Stopped-flow experiments were carried out with a DX.17MV Applied Photophysics instrument equipped with a diode array (Leatherhead, UK). The mixing apparatus allows rapid mixing of equal volumes of solutions either in a simple or a sequential mode; in the latter mode, two solutions are premixed, and after a preset delay, they are mixed again with another solution. The instrument has a 1-cm light path and can acquire absorption spectra with an acquisition time of 2.5 ms. In a typical experiment, ascorbate (80 mM) and ruthenium hexamine (4 mM) are premixed with N2-equilibrated buffer (with or without NO), and the resulting solution is mixed after a 100-ms delay with degassed oxidized CcOX at 20 °C. This protocol prevents prolonged incubation of reductants with NO. Contaminant oxygen was scavenged with glucose and catalytic amounts of glucose oxidase and catalase. After the second mixing, absorption spectra were collected as a function of time according to a logarithmic scale. Data analysis was carried out using the software MATLAB (The MathWorks, South Natick, MA). Spectral smoothing and deconvolution were performed by using the singular value decomposition (SVD) algorithm according to Henry and Hofrichter (23) or by the pseudoinverse algorithm.
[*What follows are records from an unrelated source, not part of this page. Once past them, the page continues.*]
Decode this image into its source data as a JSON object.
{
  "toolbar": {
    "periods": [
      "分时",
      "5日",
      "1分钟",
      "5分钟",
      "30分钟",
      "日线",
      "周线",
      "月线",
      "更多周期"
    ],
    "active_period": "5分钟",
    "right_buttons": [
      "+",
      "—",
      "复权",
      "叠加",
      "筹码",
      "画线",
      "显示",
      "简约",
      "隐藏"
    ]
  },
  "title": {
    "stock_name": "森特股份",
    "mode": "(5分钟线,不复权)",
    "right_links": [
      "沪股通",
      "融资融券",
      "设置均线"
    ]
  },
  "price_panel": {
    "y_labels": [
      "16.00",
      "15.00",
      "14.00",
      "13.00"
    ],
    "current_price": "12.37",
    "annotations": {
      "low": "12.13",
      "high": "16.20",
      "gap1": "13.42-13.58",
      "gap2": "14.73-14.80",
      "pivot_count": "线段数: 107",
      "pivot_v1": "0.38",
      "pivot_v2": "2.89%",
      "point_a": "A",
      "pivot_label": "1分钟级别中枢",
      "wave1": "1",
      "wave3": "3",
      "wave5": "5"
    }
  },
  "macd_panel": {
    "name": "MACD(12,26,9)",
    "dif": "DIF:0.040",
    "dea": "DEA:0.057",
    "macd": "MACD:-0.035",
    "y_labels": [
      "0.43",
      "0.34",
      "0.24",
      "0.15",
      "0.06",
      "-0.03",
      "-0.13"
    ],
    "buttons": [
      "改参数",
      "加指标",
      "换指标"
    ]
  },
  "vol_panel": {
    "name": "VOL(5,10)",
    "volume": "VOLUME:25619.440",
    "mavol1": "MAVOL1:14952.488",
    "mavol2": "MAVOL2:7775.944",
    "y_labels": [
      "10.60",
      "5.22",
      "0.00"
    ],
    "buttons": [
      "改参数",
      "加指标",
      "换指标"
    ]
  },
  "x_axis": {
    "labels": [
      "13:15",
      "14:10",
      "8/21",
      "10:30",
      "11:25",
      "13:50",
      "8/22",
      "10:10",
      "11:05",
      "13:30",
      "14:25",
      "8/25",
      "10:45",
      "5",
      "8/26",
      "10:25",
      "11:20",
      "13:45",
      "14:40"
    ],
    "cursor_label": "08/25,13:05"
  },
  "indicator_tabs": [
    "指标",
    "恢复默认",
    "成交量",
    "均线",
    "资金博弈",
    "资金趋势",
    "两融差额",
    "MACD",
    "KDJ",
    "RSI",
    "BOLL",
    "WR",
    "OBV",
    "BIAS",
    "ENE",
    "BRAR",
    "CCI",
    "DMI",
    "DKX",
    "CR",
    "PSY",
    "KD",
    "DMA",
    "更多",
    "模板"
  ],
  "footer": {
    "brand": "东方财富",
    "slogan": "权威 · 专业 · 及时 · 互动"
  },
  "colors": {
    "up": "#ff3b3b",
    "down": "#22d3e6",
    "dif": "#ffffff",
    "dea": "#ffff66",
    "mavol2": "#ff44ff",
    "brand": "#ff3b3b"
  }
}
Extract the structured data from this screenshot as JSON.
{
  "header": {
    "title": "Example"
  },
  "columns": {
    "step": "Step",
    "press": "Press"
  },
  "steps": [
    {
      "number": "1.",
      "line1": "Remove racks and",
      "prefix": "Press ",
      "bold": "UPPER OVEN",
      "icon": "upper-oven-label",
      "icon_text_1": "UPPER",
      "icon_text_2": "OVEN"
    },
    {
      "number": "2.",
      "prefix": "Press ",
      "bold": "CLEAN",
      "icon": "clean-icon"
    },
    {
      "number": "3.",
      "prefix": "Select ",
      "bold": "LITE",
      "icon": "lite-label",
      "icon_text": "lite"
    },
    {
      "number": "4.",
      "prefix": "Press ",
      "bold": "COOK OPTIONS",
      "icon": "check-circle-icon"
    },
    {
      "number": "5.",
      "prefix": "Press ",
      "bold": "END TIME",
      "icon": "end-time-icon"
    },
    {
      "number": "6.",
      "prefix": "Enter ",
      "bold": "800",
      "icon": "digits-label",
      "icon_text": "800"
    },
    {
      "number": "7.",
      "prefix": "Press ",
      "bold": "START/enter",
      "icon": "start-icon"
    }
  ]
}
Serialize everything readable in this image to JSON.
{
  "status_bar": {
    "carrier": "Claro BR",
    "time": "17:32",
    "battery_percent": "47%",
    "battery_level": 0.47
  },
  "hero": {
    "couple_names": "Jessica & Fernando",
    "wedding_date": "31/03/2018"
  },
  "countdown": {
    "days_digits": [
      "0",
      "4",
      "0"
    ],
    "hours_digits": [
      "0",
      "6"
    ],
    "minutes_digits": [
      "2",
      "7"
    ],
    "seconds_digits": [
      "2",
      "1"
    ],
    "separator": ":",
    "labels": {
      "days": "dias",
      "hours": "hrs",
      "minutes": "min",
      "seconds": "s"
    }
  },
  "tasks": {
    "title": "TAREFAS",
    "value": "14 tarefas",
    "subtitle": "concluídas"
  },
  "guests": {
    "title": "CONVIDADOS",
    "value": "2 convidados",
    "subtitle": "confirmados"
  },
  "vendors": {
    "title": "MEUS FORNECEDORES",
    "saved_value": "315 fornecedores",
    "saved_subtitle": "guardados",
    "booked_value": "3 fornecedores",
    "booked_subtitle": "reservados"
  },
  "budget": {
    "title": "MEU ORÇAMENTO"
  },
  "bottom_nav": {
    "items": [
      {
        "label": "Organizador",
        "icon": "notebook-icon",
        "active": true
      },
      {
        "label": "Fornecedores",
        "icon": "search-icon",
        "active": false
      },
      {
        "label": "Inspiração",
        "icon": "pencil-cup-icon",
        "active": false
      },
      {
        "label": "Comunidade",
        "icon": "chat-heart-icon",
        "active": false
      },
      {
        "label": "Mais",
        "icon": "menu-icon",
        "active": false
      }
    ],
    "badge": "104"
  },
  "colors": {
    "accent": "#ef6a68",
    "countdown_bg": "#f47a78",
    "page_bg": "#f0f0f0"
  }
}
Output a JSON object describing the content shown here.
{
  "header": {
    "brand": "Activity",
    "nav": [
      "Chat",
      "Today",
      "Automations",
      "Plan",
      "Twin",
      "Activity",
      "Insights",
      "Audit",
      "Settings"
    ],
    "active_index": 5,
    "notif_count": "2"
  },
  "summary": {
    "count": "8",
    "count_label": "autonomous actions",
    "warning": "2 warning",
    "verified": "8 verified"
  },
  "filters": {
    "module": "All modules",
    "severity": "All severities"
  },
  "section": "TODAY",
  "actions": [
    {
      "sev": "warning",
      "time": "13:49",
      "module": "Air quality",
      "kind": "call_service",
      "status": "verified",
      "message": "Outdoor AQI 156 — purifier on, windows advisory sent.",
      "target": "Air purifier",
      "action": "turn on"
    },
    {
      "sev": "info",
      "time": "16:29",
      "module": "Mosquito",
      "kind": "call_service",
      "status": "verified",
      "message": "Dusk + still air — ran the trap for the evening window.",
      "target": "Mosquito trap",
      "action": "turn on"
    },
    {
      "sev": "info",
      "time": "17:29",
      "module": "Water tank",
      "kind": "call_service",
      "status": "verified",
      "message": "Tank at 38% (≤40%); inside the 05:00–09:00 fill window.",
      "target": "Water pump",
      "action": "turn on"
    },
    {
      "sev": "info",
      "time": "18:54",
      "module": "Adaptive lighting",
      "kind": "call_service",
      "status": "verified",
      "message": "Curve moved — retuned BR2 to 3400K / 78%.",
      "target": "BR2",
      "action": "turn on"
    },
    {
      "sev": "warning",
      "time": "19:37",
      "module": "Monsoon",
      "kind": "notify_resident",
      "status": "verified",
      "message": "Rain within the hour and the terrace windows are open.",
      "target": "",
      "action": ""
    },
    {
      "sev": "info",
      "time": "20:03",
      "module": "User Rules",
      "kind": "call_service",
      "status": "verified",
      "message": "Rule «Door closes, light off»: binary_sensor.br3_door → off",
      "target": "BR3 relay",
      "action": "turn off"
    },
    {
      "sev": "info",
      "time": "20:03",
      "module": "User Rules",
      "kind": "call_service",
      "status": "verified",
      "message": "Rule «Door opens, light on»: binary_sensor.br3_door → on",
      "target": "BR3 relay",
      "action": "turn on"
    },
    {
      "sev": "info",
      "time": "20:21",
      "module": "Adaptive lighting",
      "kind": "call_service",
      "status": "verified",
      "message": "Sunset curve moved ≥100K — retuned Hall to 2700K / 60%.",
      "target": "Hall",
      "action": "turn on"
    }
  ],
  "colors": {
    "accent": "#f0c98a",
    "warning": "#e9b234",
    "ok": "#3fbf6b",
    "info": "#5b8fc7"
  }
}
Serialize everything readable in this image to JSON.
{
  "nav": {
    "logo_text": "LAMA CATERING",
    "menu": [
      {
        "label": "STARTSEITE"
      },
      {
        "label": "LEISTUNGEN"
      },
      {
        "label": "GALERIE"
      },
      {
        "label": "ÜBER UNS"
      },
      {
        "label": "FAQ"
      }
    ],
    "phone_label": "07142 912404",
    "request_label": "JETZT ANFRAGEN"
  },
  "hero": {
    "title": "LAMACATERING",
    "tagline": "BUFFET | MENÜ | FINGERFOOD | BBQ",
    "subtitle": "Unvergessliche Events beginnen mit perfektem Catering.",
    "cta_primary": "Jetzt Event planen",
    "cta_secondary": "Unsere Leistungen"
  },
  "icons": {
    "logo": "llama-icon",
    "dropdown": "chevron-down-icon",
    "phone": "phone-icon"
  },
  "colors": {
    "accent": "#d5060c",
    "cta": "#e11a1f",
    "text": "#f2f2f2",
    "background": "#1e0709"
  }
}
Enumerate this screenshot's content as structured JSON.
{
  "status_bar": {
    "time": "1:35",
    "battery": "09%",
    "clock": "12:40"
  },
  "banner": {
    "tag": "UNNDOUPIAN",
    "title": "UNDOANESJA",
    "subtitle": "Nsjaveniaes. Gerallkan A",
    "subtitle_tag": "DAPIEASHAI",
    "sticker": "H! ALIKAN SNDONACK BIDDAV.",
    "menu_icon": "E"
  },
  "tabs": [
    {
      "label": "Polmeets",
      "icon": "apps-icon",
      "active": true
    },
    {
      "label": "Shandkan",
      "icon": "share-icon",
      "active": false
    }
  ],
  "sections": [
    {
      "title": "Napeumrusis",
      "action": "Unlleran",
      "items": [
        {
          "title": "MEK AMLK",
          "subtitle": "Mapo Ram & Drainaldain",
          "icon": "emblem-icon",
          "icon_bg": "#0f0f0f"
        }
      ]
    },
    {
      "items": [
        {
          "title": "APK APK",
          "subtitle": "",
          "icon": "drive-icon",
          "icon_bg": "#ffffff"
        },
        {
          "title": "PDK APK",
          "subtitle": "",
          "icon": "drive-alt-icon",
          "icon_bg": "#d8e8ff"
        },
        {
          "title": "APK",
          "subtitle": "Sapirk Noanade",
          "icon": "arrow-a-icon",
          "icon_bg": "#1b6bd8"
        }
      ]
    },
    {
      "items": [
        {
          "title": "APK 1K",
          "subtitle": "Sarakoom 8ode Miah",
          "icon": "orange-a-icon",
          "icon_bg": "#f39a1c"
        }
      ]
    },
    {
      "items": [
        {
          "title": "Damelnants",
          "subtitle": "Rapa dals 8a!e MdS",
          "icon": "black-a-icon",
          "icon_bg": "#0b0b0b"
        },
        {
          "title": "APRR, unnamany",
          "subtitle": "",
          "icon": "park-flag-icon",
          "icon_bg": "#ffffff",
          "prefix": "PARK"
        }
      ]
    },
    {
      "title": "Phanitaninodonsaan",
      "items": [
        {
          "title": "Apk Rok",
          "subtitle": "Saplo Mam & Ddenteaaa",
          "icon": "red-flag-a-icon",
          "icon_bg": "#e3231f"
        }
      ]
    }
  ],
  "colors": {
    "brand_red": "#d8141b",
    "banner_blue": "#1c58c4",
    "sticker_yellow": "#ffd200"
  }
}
The stoichiometry of NO binding to the K354M CcOX has been measured according to Stubauer et al. (24) by using a NO-selective Clark-type electrode (ISO-NO, World Precision Instruments). The electrode is calibrated using aliquots of NO-saturated water added to the degassed buffer and, after the addition of CcOX, the concentration of NO in solution is monitored.

    RESULTS
TOP
ABSTRACT
INTRODUCTION
EXPERIMENTAL PROCEDURES
RESULTS
DISCUSSION
REFERENCES

In the present investigation, we studied by stopped-flow spectrophotometry the kinetics of reduction of the K354M and the D124N mutants of the P. denitrificans CcOX both in the presence and in the absence of NO. As shown in Fig. 1, the K354M mutation yields a dramatic decrease in the rate of heme a3 reduction, consistent with the literature (9, 11, 14, 17). Upon mixing anaerobically oxidized K354M CcOX with a large excess of ascorbate and ruthenium hexamine, heme a reduction is very fast (~7 ms), whereas reduction of heme a3 is extremely slow (>500 s, Fig. 1A). SVD analysis of the latter process shows a single significant optical component (corresponding to the reduced minus oxidized heme a3 spectrum), displaying a biphasic time course (Fig. 1C). Best fit of the time course yields k1 = 0.09 ± 0.01 s-1 and k2 = 0.005 ± 0.001 s-1 for the two phases, accounting for ~30 and 70% of the total amplitude, respectively. We cannot exclude that the intrinsic reduction rate might be even slower than observed given that over the very long time scale explored (500 s), the high intensity light beam of the diode array instrument causes partial enzyme reduction even in the absence of reductants (data not shown). In agreement with others (5, 9, 11), we conclude that the very slow heme a3 reduction may account for the extremely slow turnover observed with O2 (~0.02 mol of O2/mol of CcOX × s at 170 µM cytochrome c)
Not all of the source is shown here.